Yes, artificial intelligence (AI) has made tremendous progress over the last ten years, where it is increasingly integrated in our daily lives. In science, this is also the case as more and more papers are published using machine learning approaches that enable solutions we could have only dreamed about not too long ago.
Just like human learning, things can go wrong. Machines can learn ‘wrong’ or, more accurately, biased information, creating sometimes large problems and poor conclusions.
Take for instance the large image libraries such as ImageNet or others that have been found to be heavily biased towards a Western perspective.
Many papers or works have used such data sources to better teach machines in areas of medicine or agriculture. However, when data comes from a selected source, then a lot of information is left out.
Bias is usually addressed as part of a set problem within machine learning, but what if the entire dataset was biased? This can create some larger issues if our understanding of what bias means is not evident.
When a machine learning algorithm encounters a new data source from something outside of image repositories, misidentification can follow. This is what the Google Brain Team recently pointed out in a paper that looks at geodiversity in the developing world, where imagery was often not present in large image repositories, potentially biasing machine learning approaches.
Biases in Automated Classification Algorithms
In one region, that is the western desert regions, this worked well and the results fit what was expected. In the east, where it is greener and more agricultural land is encountered, the algorithm misidentified power lines.
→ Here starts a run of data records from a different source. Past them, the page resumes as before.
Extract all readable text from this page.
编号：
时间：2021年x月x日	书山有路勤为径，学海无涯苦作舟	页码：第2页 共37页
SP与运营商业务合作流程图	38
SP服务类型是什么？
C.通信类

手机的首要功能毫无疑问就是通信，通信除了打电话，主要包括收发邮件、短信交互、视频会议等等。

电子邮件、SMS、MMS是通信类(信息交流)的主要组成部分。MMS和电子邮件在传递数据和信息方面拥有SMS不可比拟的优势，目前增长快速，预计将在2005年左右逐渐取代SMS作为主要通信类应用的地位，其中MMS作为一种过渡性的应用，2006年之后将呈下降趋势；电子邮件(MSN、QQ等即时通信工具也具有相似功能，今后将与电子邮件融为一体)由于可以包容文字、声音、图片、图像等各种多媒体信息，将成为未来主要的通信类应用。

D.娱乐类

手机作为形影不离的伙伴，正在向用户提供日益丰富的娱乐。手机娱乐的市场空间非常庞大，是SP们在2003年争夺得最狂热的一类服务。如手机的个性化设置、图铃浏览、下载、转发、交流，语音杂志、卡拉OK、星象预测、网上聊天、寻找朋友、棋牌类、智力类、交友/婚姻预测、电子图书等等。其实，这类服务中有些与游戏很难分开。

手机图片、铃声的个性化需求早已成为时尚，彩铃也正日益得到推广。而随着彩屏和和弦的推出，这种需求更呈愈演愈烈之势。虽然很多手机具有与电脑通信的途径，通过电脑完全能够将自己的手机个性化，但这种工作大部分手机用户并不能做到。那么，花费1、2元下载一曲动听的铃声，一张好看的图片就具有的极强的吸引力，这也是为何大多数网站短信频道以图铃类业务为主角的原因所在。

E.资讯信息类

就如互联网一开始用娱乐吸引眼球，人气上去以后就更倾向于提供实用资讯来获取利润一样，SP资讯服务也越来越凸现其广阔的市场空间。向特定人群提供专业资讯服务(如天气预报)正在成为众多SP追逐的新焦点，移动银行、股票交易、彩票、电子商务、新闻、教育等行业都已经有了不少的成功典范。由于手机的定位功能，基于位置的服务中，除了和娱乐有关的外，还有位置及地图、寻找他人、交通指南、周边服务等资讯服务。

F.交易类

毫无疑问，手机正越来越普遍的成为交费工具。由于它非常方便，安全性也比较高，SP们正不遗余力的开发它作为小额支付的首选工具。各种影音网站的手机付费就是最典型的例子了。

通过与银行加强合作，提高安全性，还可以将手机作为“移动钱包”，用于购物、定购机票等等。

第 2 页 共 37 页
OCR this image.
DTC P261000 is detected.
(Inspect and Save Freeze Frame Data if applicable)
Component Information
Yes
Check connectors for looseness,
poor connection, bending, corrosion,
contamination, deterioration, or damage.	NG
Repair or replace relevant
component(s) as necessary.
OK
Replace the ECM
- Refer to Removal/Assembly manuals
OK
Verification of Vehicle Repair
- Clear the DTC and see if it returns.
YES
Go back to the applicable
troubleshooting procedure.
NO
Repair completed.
In large part, this is because the data used for learning or the teaching the algorithm were biased to Western countries, where classification that constitutes power lines do not easily fit into the geography of eastern Pakistan. In effect, the background data was not sufficiently divers enough to incorporate different possibilities.
Ways around this problem include more diverse data but also algorithms, such as Generative Adversarial Network (GAN), that can look at dataset regions and identify potential dissimilarity of an image scene relative to training data, identifying sources where there could be bias or misinformation before larger conclusions are drawn.
Correcting Geographic Bias
Part of the problem is some artificial intelligence techniques are over-fitted to the training data.
One way around this problem is to incorporate variation or assess variance error in the results where specific data may bias learning outcomes. Usually, with larger datasets, these errors could be overcome. However, if information continues to be biased, such as that with imagery from open data sources, then problems often persist and algorithms, rather than improving over time, end in creating greater selection bias (some data sources for training satellite imagery classification algorithms: SpaceNet, Functional Map of the World, and xView).
One good approach could be to train a given classifier, in the case of satellite imagery, and then randomly test the identification algorithm in very different settings, using all of the Earth as potential test data. Errors would at least become more clear, selection bias could be avoided, and consequently forcing researchers to consider diversity more in their training datasets.
Another possibility could be the integration of artificial images as part of the training set data. In other words, machines could also integrate or combine real-world imagery with artificial imagery to create new data where such data might be missing from given regions.
Composite creations that combine satellite information with ground data could help make-up for some of the bias by diversifying the dataset and providing a new test dataset so that greater variation is created. This could be done with convolution neural network models, as one example, which take composite and real imagery together so that data diversity is purposely built in.
What is evident is that we are still really at the beginning of the use of machine learning in the spatial sciences. The future does look better in terms of new methods and capabilities, but the biases evident such as that demonstrated in the Google Brian’s team paper demonstrates we need better and more diverse data sources. This is likely to be solved by the fact that providing data is only getting easier.
We are still not there yet and techniques, including merged artificial and real-world training data, could be one of several avenues that one can use until we can produce sufficiently enough information to capture the range of variation in the spatial sciences.
 For more on the Google Brain Team paper, see: Shankar, Shreya, Yoni Halpern, Eric Breack, James Atwood, Jimbo Wilson, D. Sculley. (2017). No classification without representation: Assessing geodiversity issues in open data sets for the developing world. Proceedings of the 31st Conference on Neural Information Processing Systems (NIPS 2017), Long Beach, CA, USA, pp. 1-5.
 For more on the Pakistan case, see: Bollinger, D. 2018. Development Seed. https://medium.com/devseed/geo-diversity-for-better-fairer-machine-learning-5c64021708dd.
 For more on ways around biased results in data, see: Voyant, C., Notton, G., Kalogirou, S., Nivet, M.-L., Paoli, C., Motte, F., & Fouilloy, A. (2017). Machine learning methods for solar radiation forecasting: A review. Renewable Energy, 105, 569–582. https://doi.org/10.1016/j.renene.2016.12.095.
 For more on integrated training sets using some artificial sources, see Movshovitz-Attias, Y.,Takeo Kanade, Yaser Sheikh. (2016). Computer vision – ECCV 2016 Workshops: Amsterdam, The Netherlands, October 8-10 and 15-16, 2016: proceedings. Part 3: …(G. Hua & H. Jégou, Eds.). Cham: Springer.